San Diego Business Journal

Small Business Help Line - Developing Your Small Business' Web Site, Part 3
Employer Asks for Retirement Plan Pointers

Question: I want to establish retirement plans for my employees. Where do I start?

Answer: There are a number of different types of retirement plans to suit your particular needs, which your legal, tax, and financial advisers can help you to select, including:

SIMPLE , The Savings Incentive Match Plan for Employees (SIMPLE) offers businesses with 100 or fewer employees a less complex, and generally more affordable, way to offer retirement benefits and can be a good choice as a first retirement plan for small businesses.
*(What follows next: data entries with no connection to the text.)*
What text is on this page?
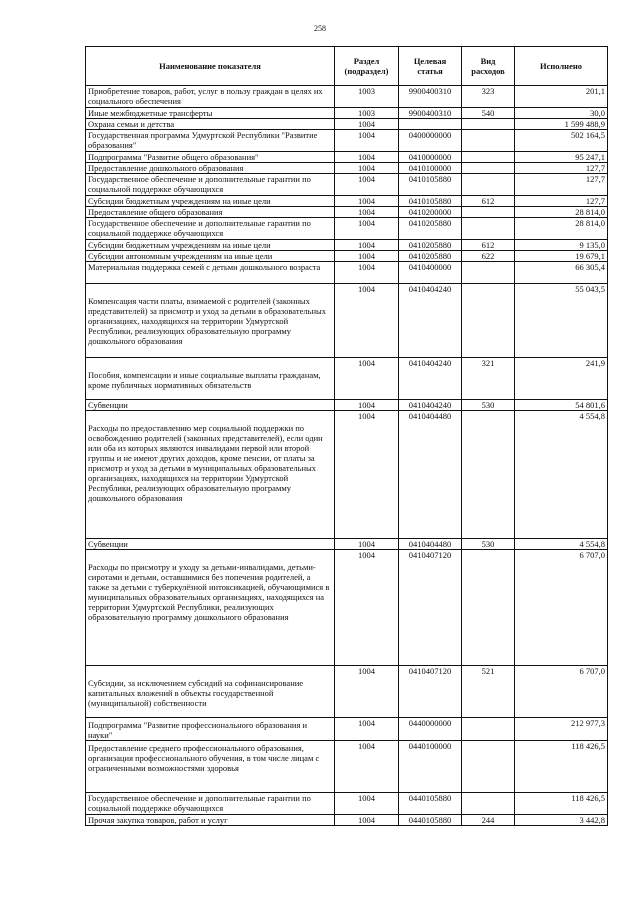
258
Наименование показателя	Раздел (подраздел)	Целевая статья	Вид расходов	Исполнено
Приобретение товаров, работ, услуг в пользу граждан в целях их социального обеспечения	1003	9900400310	323	201,1
Иные межбюджетные трансферты	1003	9900400310	540	30,0
Охрана семьи и детства	1004			1 599 488,9
Государственная программа Удмуртской Республики "Развитие образования"	1004	0400000000		502 164,5
Подпрограмма "Развитие общего образования"	1004	0410000000		95 247,1
Предоставление дошкольного образования	1004	0410100000		127,7
Государственное обеспечение и дополнительные гарантии по социальной поддержке обучающихся	1004	0410105880		127,7
Субсидии бюджетным учреждениям на иные цели	1004	0410105880	612	127,7
Предоставление общего образования	1004	0410200000		28 814,0
Государственное обеспечение и дополнительные гарантии по социальной поддержке обучающихся	1004	0410205880		28 814,0
Субсидии бюджетным учреждениям на иные цели	1004	0410205880	612	9 135,0
Субсидии автономным учреждениям на иные цели	1004	0410205880	622	19 679,1
Материальная поддержка семей с детьми дошкольного возраста	1004	0410400000		66 305,4
Компенсация части платы, взимаемой с родителей (законных представителей) за присмотр и уход за детьми в образовательных организациях, находящихся на территории Удмуртской Республики, реализующих образовательную программу дошкольного образования	1004	0410404240		55 043,5
Пособия, компенсации и иные социальные выплаты гражданам, кроме публичных нормативных обязательств	1004	0410404240	321	241,9
Субвенции	1004	0410404240	530	54 801,6
Расходы по предоставлению мер социальной поддержки по освобождению родителей (законных представителей), если один или оба из которых являются инвалидами первой или второй группы и не имеют других доходов, кроме пенсии, от платы за присмотр и уход за детьми в муниципальных образовательных организациях, находящихся на территории Удмуртской Республики, реализующих образовательную программу дошкольного образования	1004	0410404480		4 554,8
Субвенции	1004	0410404480	530	4 554,8
Расходы по присмотру и уходу за детьми-инвалидами, детьми-сиротами и детьми, оставшимися без попечения родителей, а также за детьми с туберкулёзной интоксикацией, обучающимися в муниципальных образовательных организациях, находящихся на территории Удмуртской Республики, реализующих образовательную программу дошкольного образования	1004	0410407120		6 707,0
Субсидии, за исключением субсидий на софинансирование капитальных вложений в объекты государственной (муниципальной) собственности	1004	0410407120	521	6 707,0
Подпрограмма "Развитие профессионального образования и науки"	1004	0440000000		212 977,3
Предоставление среднего профессионального образования, организация профессионального обучения, в том числе лицам с ограниченными возможностями здоровья	1004	0440100000		118 426,5
Государственное обеспечение и дополнительные гарантии по социальной поддержке обучающихся	1004	0440105880		118 426,5
Прочая закупка товаров, работ и услуг	1004	0440105880	244	3 442,8
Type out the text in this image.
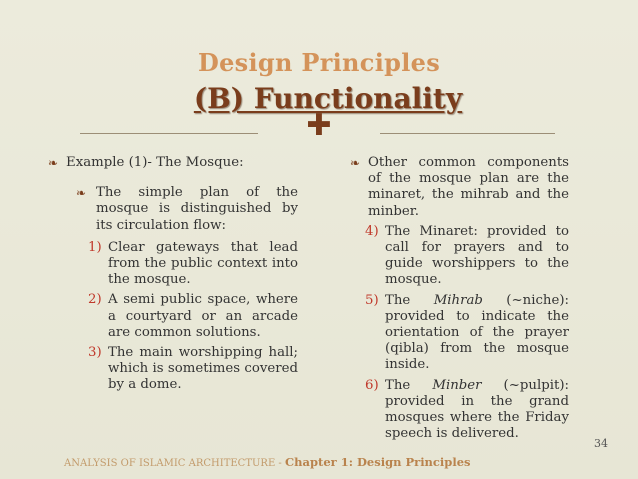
Design Principles
(B) Functionality
✚
❧ Example (1)- The Mosque:
❧ The simple plan of the mosque is distinguished by its circulation flow:
1) Clear gateways that lead from the public context into the mosque.
2) A semi public space, where a courtyard or an arcade are common solutions.
3) The main worshipping hall; which is sometimes covered by a dome.
❧ Other common components of the mosque plan are the minaret, the mihrab and the minber.
4) The Minaret: provided to call for prayers and to guide worshippers to the mosque.
5) The Mihrab (~niche): provided to indicate the orientation of the prayer (qibla) from the mosque inside.
6) The Minber (~pulpit): provided in the grand mosques where the Friday speech is delivered.
34
ANALYSIS OF ISLAMIC ARCHITECTURE - Chapter 1: Design Principles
SIMPLE plans aren't subject to many of the administrative costs and filing requirements associated with other retirement plans.

With SIMPLE plans, the employer is required to make a non-elective 2 percent contribution for each eligible employee or a matching contribution of up to 3 percent of each participating employee's annual compensation.

SEP , You may have concerns about ongoing financial commitments in an uncertain economic climate. A Simplified Employee Pension (SEP) plan may be particularly suitable if your company's profits vary from year to year.

While not required, the employer can make annual contributions for each eligible employee up to the lesser of $40,000 or 25 percent of compensation, that are generally tax-deductible.

401(K) Plans , The 401(K) plan is one of the most popular types of employee benefit plans. Employees can reduce taxable income by making salary deferral contributions while controlling how retirement savings are invested. Your contributions are optional and can be made either through employer-matching or profit-sharing contributions, both of which reduce your company's tax liability.

Profit-Sharing Plans , A profit-sharing plan provides for flexible annual employer contributions. You decide what percentage of each participant's compensation to contribute to the plan each year. Your contribution can be used as a business tax deduction and you don't have to make a contribution every year.